I swallow and look down at the sand. He's not even the least bit ashamed of his actions. Julian knows what he's doing is wrong, and he simply doesn't care.

"Are you a psychopath?" I don't know what prompts me to ask this. I don't want to make him angry, but I can't help wanting to understand. Holding my breath, I look up at him again.

Thankfully, he doesn't seem offended by the question. Instead, he looks thoughtful as he sits down on the towel next to me. "Perhaps," he says after a couple of seconds. "One doctor thought I might be a borderline sociopath. I don't check all the boxes, so there's no definitive diagnosis."

"You saw a doctor?" I don't know why I'm so shocked. Maybe because he doesn't seem like the type to go to a shrink.

He grins at me. "Yeah, for a bit."

"Why?"

He shrugs. "Because I thought it might help."

"Help you be less of a psychopath?"

"No, Nora." He gives me an ironic look. "If I were a true psychopath, nothing could help that."

"So then what?" I know I'm prying into some very personal matters, but I feel like he owes me some answers. Besides, if you can't get personal with a man who just fucked you on the beach, then when can you?

"You're a curious little kitten, aren't you?" he says softly, putting his hand on my thigh. "Are you sure you really want to know, my pet?"

I nod, trying to ignore the fact that his fingers are only inches away from my bikini line. His touch is both arousing and disturbing, playing havoc with my equilibrium.

"I went to a therapist after I killed the men who murdered my family," he says quietly, looking at me. "I thought it might help me come to terms with it."

I stare at him blankly. "Come to terms with the fact that you killed them?"

"No," he says. "With the fact that I wanted to kill more."

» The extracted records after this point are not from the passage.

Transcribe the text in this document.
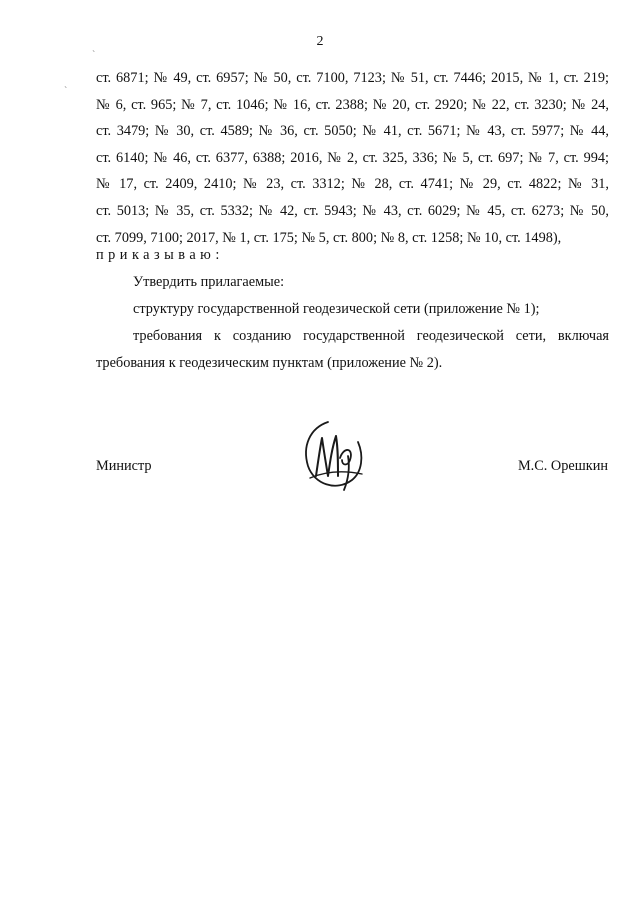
ˋ
ˋ
2
ст. 6871; № 49, ст. 6957; № 50, ст. 7100, 7123; № 51, ст. 7446; 2015, № 1, ст. 219;
№ 6, ст. 965; № 7, ст. 1046; № 16, ст. 2388; № 20, ст. 2920; № 22, ст. 3230; № 24,
ст. 3479; № 30, ст. 4589; № 36, ст. 5050; № 41, ст. 5671; № 43, ст. 5977; № 44,
ст. 6140; № 46, ст. 6377, 6388; 2016, № 2, ст. 325, 336; № 5, ст. 697; № 7, ст. 994;
№ 17, ст. 2409, 2410; № 23, ст. 3312; № 28, ст. 4741; № 29, ст. 4822; № 31,
ст. 5013; № 35, ст. 5332; № 42, ст. 5943; № 43, ст. 6029; № 45, ст. 6273; № 50,
ст. 7099, 7100; 2017, № 1, ст. 175; № 5, ст. 800; № 8, ст. 1258; № 10, ст. 1498),
приказываю:
Утвердить прилагаемые:
структуру государственной геодезической сети (приложение № 1);
требования к созданию государственной геодезической сети, включая
требования к геодезическим пунктам (приложение № 2).
Министр	М.С. Орешкин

My stomach turns over, and my skin feels like it's crawling where Julian is touching me. He has just admitted to something so horrible that I don't even know how to react.

As if from a distance, I hear my own voice asking, "So did it help you come to terms with it?" I sound calm, like we're discussing nothing more tragic than the weather.

He laughs. "No, my pet, it didn't. Doctors are useless."

"You've killed more?" The numbness encasing me is fading, and I can feel myself beginning to shake.